Gold had been used as a medium of exchange before, but Croesus had one big advantage: His predecessors had established a state monopoly on electrum. In other words, the state controlled the supply of money.
Lydia grew rich by exporting its gold coins, and here Croesus added his own contribution. He recalled the electrum coins and melted them down into pure gold and silver coins. He also made sure they were a uniform weight and size.
The result: his coins were accepted immediately throughout Asia Minor and Greece. Gold became money, and it remained so for the next 2,500 years.
Gold And Empires
Every great empire minted gold coins. The Romans minted the aureus for 400 years. The aureus was replaced by another gold coin, the solidus, by Constantine in 309. They circulated for nearly 700 years.
The Byzantines — also minted the solidus. Until the 11th century, the fineness of the solidus was high — 95 percent to 98 percent pure gold. But Byzantine emperors of the 11th century began debasing the coin. At one point it had only a roughly 15 percent gold content.
Very little gold circulated in central Europe during the Dark Ages. Gold coin production did not really resume in Europe until the 13th century when Florence, at the peak of its power, began minting the florin. The dominant coin for large transactions, it was minted for almost 300 years.
The successors to the Byzantines were the Venetians, who amassed power based on maintaining a positive trade balance.

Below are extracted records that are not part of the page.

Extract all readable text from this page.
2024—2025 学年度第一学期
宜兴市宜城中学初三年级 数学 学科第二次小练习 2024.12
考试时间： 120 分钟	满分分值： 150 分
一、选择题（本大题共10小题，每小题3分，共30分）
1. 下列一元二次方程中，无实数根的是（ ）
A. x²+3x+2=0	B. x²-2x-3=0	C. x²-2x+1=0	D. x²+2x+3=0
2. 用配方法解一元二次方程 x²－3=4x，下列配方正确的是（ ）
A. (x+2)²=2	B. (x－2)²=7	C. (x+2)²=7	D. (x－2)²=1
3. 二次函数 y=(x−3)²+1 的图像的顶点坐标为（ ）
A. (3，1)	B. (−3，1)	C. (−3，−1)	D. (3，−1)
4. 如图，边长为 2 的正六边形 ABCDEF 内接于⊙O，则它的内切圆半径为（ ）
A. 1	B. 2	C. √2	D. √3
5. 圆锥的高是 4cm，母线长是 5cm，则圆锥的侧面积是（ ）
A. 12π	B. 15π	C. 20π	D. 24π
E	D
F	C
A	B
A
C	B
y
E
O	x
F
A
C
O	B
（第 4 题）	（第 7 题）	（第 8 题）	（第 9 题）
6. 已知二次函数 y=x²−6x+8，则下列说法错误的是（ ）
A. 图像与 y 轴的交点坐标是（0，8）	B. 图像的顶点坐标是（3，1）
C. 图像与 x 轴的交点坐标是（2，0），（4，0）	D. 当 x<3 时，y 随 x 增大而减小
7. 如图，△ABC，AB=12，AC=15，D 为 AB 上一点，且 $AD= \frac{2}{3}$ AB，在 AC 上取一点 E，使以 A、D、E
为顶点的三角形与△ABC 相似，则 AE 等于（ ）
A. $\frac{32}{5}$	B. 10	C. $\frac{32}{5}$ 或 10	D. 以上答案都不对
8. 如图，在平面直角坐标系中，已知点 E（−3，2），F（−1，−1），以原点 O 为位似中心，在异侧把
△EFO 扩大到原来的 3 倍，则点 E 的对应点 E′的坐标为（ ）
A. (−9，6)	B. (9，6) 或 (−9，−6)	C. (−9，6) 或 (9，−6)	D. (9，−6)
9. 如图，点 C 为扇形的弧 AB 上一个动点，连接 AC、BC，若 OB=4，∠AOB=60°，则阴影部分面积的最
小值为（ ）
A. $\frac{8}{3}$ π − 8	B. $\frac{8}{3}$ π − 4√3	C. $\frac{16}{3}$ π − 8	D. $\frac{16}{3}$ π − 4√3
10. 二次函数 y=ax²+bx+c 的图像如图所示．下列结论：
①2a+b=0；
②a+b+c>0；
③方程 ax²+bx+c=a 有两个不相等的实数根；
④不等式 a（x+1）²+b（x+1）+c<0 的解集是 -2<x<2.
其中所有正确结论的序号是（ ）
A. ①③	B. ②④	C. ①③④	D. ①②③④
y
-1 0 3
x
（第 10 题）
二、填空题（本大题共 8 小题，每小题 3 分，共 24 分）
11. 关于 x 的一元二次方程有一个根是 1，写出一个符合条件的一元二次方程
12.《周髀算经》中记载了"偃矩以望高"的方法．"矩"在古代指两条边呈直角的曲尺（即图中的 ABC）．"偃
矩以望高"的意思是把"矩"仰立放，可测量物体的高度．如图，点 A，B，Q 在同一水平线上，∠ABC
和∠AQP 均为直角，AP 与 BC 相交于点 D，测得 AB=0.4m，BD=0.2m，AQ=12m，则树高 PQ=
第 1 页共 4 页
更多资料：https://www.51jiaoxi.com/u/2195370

They exported dramatically more than they imported, and that difference was covered by gold.
In 1204, Crusaders from Europe, allied with the Venetians, sacked Constantinople and carried off much of the gold and treasures back to Venice. The Venetians were now fabulously wealthy, particularly in gold. Like the empires before them, they minted their own gold coin: the ducat, which became the standard gold coin for the next 400 years.
But the European economy was expanding, and more gold was needed. The supply was about to expand dramatically. Columbus set sail in 1492 to find a new route to Asia. "Get gold, humanely if you can, but at all hazards, get gold," was the legendary instruction of the Spanish King Ferdinand to his subjects.
They got it. First they confiscated gold from the Incas, then they began new production on the backs of the enslaved natives.
The result was an enormous increase in the global supply of gold. For a short while, Spain was the mightiest empire in the world. But within a century of Columbus' voyage, the gold supply began to dry up, and the vast horde that Spain had amassed was wasted in the 16th and 17th centuries on ruinous wars with England, France and other countries.
The Spanish empire had its gold coin: the doubloon, minted in Spain, Mexico, and Peru.